# Old Rudge



## militarymonark (Feb 17, 2014)

So I picked up a hub off ebay and came home with a frame, chainguard, fork, seat and some other parts. I bought a girls rudge for parts and put it together. The best part of this is the locking fork. I just have to get it keyed.


----------



## militarymonark (Feb 17, 2014)

I'll get some better pictures later


----------



## SirMike1983 (Feb 17, 2014)

The red hand... Nice bike.


----------



## militarymonark (Feb 21, 2014)

better pictures


----------



## militarymonark (Feb 21, 2014)

originally it was a rod brake bike but i just dont like that type of braking


----------



## cyclingday (Feb 23, 2014)

Nice bike, Patrick.
 I've always liked the symbolism of the hand on the Rudge headbadge, signifying, that they were built by hand.
 I've also always liked the Sunbeam, with the little oil bath chainguard.

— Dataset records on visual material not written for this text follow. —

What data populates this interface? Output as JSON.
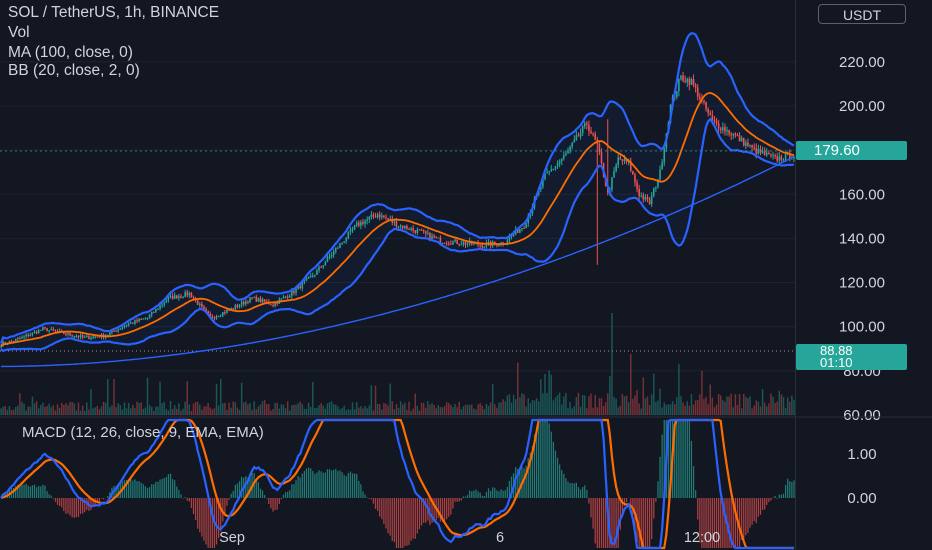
{
  "legend": {
    "symbol": "SOL / TetherUS, 1h, BINANCE",
    "volume": "Vol",
    "ma": "MA (100, close, 0)",
    "bb": "BB (20, close, 2, 0)",
    "macd": "MACD (12, 26, close, 9, EMA, EMA)"
  },
  "currency": "USDT",
  "last_price": "179.60",
  "crosshair_price": "88.88",
  "countdown": "01:10",
  "colors": {
    "background": "#131722",
    "up": "#26a69a",
    "down": "#ef5350",
    "ma": "#2962ff",
    "bb_basis": "#ff6d00",
    "bb_band": "#2962ff",
    "macd": "#2962ff",
    "signal": "#ff6d00"
  },
  "chart_data": {
    "type": "line",
    "pair": "SOL / TetherUS",
    "timeframe": "1h",
    "exchange": "BINANCE",
    "price_axis": {
      "ticks": [
        "220.00",
        "200.00",
        "180.00",
        "160.00",
        "140.00",
        "120.00",
        "100.00",
        "80.00",
        "60.00"
      ],
      "ylim": [
        60,
        233
      ]
    },
    "macd_axis": {
      "ticks": [
        "1.00",
        "0.00"
      ]
    },
    "time_axis": {
      "ticks": [
        "Sep",
        "6",
        "12:00"
      ]
    },
    "close_path": [
      [
        0,
        92
      ],
      [
        10,
        95
      ],
      [
        20,
        99
      ],
      [
        30,
        97
      ],
      [
        40,
        95
      ],
      [
        50,
        96
      ],
      [
        60,
        101
      ],
      [
        70,
        104
      ],
      [
        80,
        113
      ],
      [
        90,
        115
      ],
      [
        100,
        104
      ],
      [
        110,
        108
      ],
      [
        120,
        113
      ],
      [
        130,
        110
      ],
      [
        140,
        116
      ],
      [
        150,
        124
      ],
      [
        160,
        135
      ],
      [
        170,
        146
      ],
      [
        180,
        151
      ],
      [
        190,
        146
      ],
      [
        200,
        143
      ],
      [
        210,
        139
      ],
      [
        220,
        138
      ],
      [
        230,
        137
      ],
      [
        240,
        138
      ],
      [
        250,
        146
      ],
      [
        260,
        168
      ],
      [
        270,
        178
      ],
      [
        280,
        192
      ],
      [
        285,
        182
      ],
      [
        290,
        160
      ],
      [
        295,
        176
      ],
      [
        300,
        174
      ],
      [
        305,
        160
      ],
      [
        310,
        156
      ],
      [
        315,
        170
      ],
      [
        320,
        200
      ],
      [
        325,
        213
      ],
      [
        330,
        211
      ],
      [
        340,
        193
      ],
      [
        350,
        187
      ],
      [
        360,
        180
      ],
      [
        370,
        176
      ],
      [
        380,
        178
      ]
    ],
    "ma100": {
      "name": "MA (100, close, 0)",
      "start": 82,
      "end": 177
    },
    "bollinger": {
      "name": "BB (20, close, 2, 0)",
      "mult": 2,
      "period": 20
    },
    "macd": {
      "name": "MACD (12, 26, close, 9, EMA, EMA)",
      "fast": 12,
      "slow": 26,
      "signal": 9
    },
    "volume_spike_bar": 292
  }
}
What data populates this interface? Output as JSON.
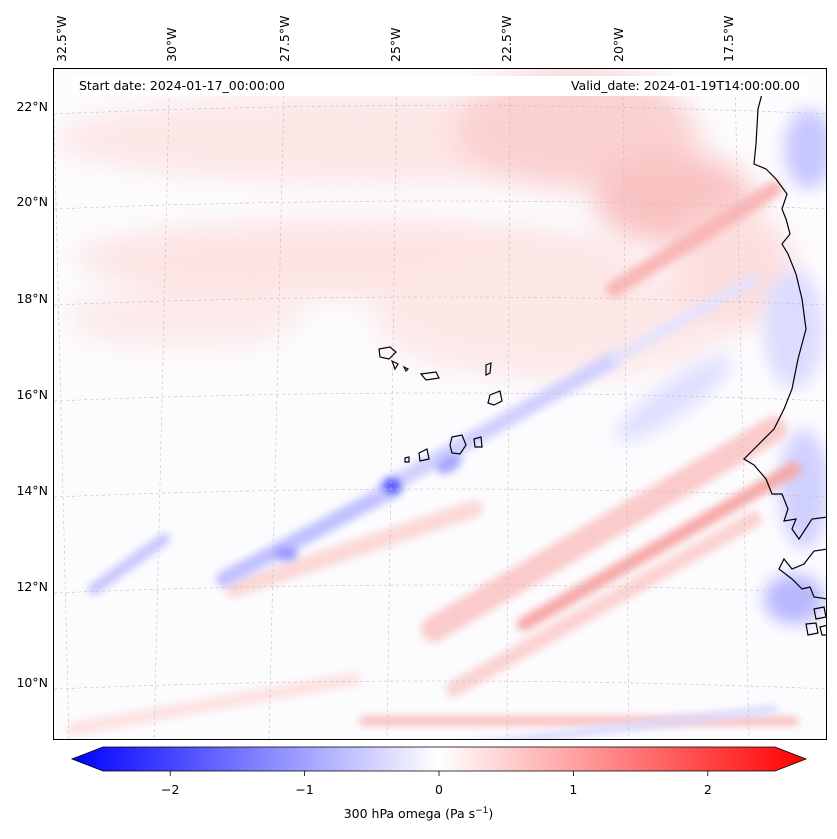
{
  "header": {
    "start_date": "Start date: 2024-01-17_00:00:00",
    "valid_date": "Valid_date: 2024-01-19T14:00:00.00"
  },
  "axes": {
    "lon_labels": [
      "32.5°W",
      "30°W",
      "27.5°W",
      "25°W",
      "22.5°W",
      "20°W",
      "17.5°W"
    ],
    "lat_labels": [
      "22°N",
      "20°N",
      "18°N",
      "16°N",
      "14°N",
      "12°N",
      "10°N"
    ]
  },
  "colorbar": {
    "ticks": [
      "−2",
      "−1",
      "0",
      "1",
      "2"
    ],
    "tick_values": [
      -2,
      -1,
      0,
      1,
      2
    ],
    "range": [
      -2.5,
      2.5
    ],
    "title_prefix": "300 hPa omega (Pa s",
    "title_exp": "−1",
    "title_suffix": ")",
    "low_color": "#0000ff",
    "mid_color": "#ffffff",
    "high_color": "#ff0000"
  },
  "chart_data": {
    "type": "heatmap",
    "variable": "300 hPa omega",
    "units": "Pa s^-1",
    "projection": "Lambert-like map, West Africa / Cape Verde region",
    "lon_range_deg": [
      -33,
      -15.5
    ],
    "lat_range_deg": [
      9,
      22.5
    ],
    "color_range": [
      -2.5,
      2.5
    ],
    "colormap": "bwr"
  }
}
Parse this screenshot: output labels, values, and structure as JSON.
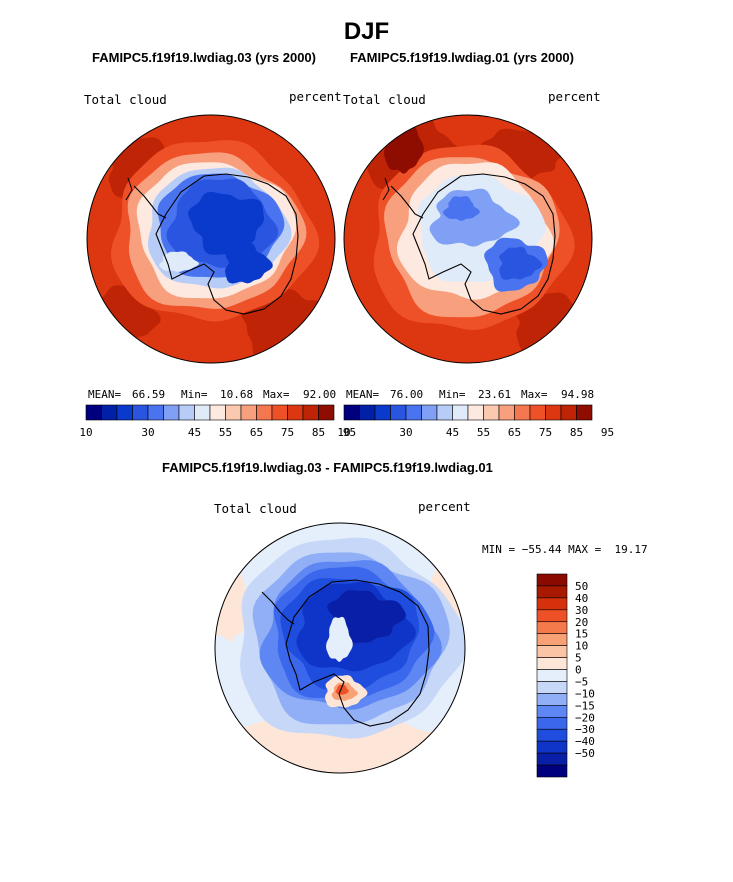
{
  "page": {
    "title": "DJF",
    "diff_title": "FAMIPC5.f19f19.lwdiag.03 - FAMIPC5.f19f19.lwdiag.01"
  },
  "colors": {
    "abs_palette": [
      "#00007f",
      "#0020a8",
      "#0a3acb",
      "#2a55e0",
      "#4a73f0",
      "#7fa0f5",
      "#b7cdf8",
      "#e0ebfa",
      "#fde9df",
      "#fbc8b0",
      "#f8a07e",
      "#f4774f",
      "#ee5027",
      "#dc3710",
      "#bf2406",
      "#8f0d00"
    ],
    "diff_palette": [
      "#00007f",
      "#0a1fa8",
      "#0f35c8",
      "#1f4ddd",
      "#3a67ec",
      "#5f87f3",
      "#91aff6",
      "#c6d7f8",
      "#e5eefb",
      "#fde6d8",
      "#fbc4a5",
      "#f9a176",
      "#f57a4b",
      "#ee5125",
      "#d5310c",
      "#a81a00",
      "#8a0a00"
    ]
  },
  "chart_data": [
    {
      "type": "heatmap",
      "projection": "south-polar-stereographic",
      "title": "FAMIPC5.f19f19.lwdiag.03 (yrs 2000)",
      "variable": "Total cloud",
      "units": "percent",
      "mean": "66.59",
      "min": "10.68",
      "max": "92.00",
      "colorbar_levels": [
        10,
        15,
        20,
        25,
        30,
        35,
        40,
        45,
        50,
        55,
        60,
        65,
        70,
        75,
        80,
        85,
        90,
        95
      ],
      "colorbar_tick_labels": [
        "10",
        "30",
        "45",
        "55",
        "65",
        "75",
        "85",
        "95"
      ]
    },
    {
      "type": "heatmap",
      "projection": "south-polar-stereographic",
      "title": "FAMIPC5.f19f19.lwdiag.01 (yrs 2000)",
      "variable": "Total cloud",
      "units": "percent",
      "mean": "76.00",
      "min": "23.61",
      "max": "94.98",
      "colorbar_levels": [
        10,
        15,
        20,
        25,
        30,
        35,
        40,
        45,
        50,
        55,
        60,
        65,
        70,
        75,
        80,
        85,
        90,
        95
      ],
      "colorbar_tick_labels": [
        "10",
        "30",
        "45",
        "55",
        "65",
        "75",
        "85",
        "95"
      ]
    },
    {
      "type": "heatmap",
      "projection": "south-polar-stereographic",
      "title": "FAMIPC5.f19f19.lwdiag.03 - FAMIPC5.f19f19.lwdiag.01",
      "variable": "Total cloud",
      "units": "percent",
      "min": "-55.44",
      "max": "19.17",
      "minmax_text": "MIN = −55.44 MAX =  19.17",
      "colorbar_levels": [
        50,
        40,
        30,
        20,
        15,
        10,
        5,
        0,
        -5,
        -10,
        -15,
        -20,
        -30,
        -40,
        -50
      ],
      "colorbar_tick_labels": [
        "50",
        "40",
        "30",
        "20",
        "15",
        "10",
        "5",
        "0",
        "−5",
        "−10",
        "−15",
        "−20",
        "−30",
        "−40",
        "−50"
      ]
    }
  ]
}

You might take a look around for one of those while your over there as well.


----------



## SirMike1983 (Feb 24, 2014)

The hand comes from the "red hand of Ulster" because the founders of the Rudge cycle company purportedly hailed from there.


----------



## militarymonark (Feb 28, 2014)

It rides very nice, I just want to get the cables for it and key made.


----------



## joel.romeo.79 (Aug 20, 2014)

militarymonark said:


> originally it was a rod brake bike but i just dont like that type of braking




There are people haunting these pages who imagine a day they get there hands on a rod brake Rudge. It's still on my someday maybe list I will get lucky list, right next to a Miyata needle asahi


It wasn't me I swear.


----------